Saturday, April 03, 2010

The Pope's Red Herrings

On Good Friday, of all days, the Pope's priest, of all people, stirs blood memories of hatred by invoking Jews as "victims of collective violence" to bewail his spiritual leader's ordeal of criticism for failing to protect the victims of ordained pedophile predators.

As quickly as the Vatican has moved to distance itself from this crackpot comparison, it reverberates in the mind of one who, as a child 80 years ago, was beaten by an enraged bigger boy, never before seen, from a Catholic neighborhood.

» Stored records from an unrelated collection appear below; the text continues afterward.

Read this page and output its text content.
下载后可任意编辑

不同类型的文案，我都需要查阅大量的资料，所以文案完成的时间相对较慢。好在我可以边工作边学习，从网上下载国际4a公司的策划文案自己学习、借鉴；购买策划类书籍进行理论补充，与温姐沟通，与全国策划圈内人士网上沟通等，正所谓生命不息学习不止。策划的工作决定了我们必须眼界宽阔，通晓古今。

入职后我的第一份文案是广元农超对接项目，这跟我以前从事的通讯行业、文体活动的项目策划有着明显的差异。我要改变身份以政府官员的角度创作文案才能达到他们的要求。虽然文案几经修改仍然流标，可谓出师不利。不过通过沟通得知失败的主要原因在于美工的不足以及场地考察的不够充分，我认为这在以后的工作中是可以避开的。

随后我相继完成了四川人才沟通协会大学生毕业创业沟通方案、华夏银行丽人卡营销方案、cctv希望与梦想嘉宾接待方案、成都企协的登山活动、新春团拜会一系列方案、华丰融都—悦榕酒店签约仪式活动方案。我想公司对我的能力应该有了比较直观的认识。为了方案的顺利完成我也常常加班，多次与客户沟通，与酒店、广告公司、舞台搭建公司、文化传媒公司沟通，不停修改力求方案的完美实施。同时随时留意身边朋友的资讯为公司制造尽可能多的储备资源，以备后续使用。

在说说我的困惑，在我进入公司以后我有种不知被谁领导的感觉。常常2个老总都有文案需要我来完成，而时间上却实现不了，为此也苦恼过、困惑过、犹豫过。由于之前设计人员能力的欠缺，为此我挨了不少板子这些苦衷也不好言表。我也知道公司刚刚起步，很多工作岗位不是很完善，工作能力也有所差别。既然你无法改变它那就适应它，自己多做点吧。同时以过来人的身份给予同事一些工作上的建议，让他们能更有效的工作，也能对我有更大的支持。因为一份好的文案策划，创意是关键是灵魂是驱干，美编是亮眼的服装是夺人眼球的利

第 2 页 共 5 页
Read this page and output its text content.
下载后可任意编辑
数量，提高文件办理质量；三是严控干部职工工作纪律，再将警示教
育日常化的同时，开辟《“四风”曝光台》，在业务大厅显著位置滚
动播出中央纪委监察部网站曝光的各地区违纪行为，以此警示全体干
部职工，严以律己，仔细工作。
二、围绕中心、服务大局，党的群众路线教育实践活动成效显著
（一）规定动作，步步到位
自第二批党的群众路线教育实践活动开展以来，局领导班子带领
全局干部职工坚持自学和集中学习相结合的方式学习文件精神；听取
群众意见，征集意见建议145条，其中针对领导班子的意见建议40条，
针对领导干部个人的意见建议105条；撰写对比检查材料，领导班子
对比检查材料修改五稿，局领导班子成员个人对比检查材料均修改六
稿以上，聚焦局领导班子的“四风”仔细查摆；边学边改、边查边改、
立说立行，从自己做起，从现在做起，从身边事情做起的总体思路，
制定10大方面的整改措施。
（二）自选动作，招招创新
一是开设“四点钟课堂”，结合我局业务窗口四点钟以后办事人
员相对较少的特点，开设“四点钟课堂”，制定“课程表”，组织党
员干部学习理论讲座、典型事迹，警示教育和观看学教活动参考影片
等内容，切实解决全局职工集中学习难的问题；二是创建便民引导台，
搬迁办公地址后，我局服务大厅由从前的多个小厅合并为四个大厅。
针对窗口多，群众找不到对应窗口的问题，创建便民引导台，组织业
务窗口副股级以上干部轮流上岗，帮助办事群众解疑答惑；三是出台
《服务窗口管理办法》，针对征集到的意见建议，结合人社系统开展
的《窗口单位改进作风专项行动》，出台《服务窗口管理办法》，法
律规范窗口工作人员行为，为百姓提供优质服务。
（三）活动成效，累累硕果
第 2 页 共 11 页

An older friend of mine explained, "They say we killed Christ." "Did we?" I asked. "How the hell should I know?" he shrugged. "It happened a million years ago."

This Easter weekend's brouhaha, following Vatican complaints against the New York Times for "its attack mode about Pope Benedict XVI," brings a flash-forward to the 1950s when my college classmate Abe Rosenthal began to write bylined stories for the paper and was told to pick a middle initial, even though he had none.

The Sulzbergers, the owners, were sensitive about Jewish-sounding bylines, and so my friend became A. M. Rosenthal, just as a decade earlier another fine reporter had morphed into A. H. Raskin. If the Great Emancipator had been writing for the Times then, he would have been known as "A. B. Lincoln."

Now, more than half a century later, for one shaped by such experiences, it's hard not to see a subtext of all this in the statement of a Cardinal close to the Pontiff that the Times reporting of his failure in the child abuse scandal and an editorial were ""deficient by any reasonable standards of fairness."

That editorial said: "Pope Benedict XVI’s latest apology for the emerging global scandal of child abuse by predatory priests--an issue that the Roman Catholic Church should have engaged years ago--is strong on forgiveness but far short of the full accountability that Catholics need for repairing their damaged church."

Would the Vatican have seen an "attack mode" in such words from a newspaper not famously owned by a Jewish family, and would the Pope's priest have chosen to read a letter by any other than a "Jewish friend" to point out that the "use of stereotypes, the passing from personal responsibility and guilt to a collective guilt, remind me of the more shameful aspects of anti-Semitism”?

Catholics themselves will have to decide on the merits of the priestly abuse scandal but, just this once, is it too much to ask that Jews be excused from being dragged into someone else's mess as, forgive the ethnicity, red herrings?

3 comments:

jf said...

It's sickening to hear Vatican officials compare their situation to the Holocaust.

It's not difficult to imagine what Jesus of Nazareth would have thought of these Vatican bureaucrats, with their robes, gold, jewels, and deviant behavior.

The Vatican is a good reminder of
why democracy was invented. It was badly needed. Despite its frustrations and flaws, at least we can vote elected bums out of office.

Unknown said...

Reading about this priest's comments was certainly a "What is this man thinking?" moment for me.

Anonymous said...

"What is this man thinking?"

As an ex-catholic, my question long ago was "what kind of human beings are these people?"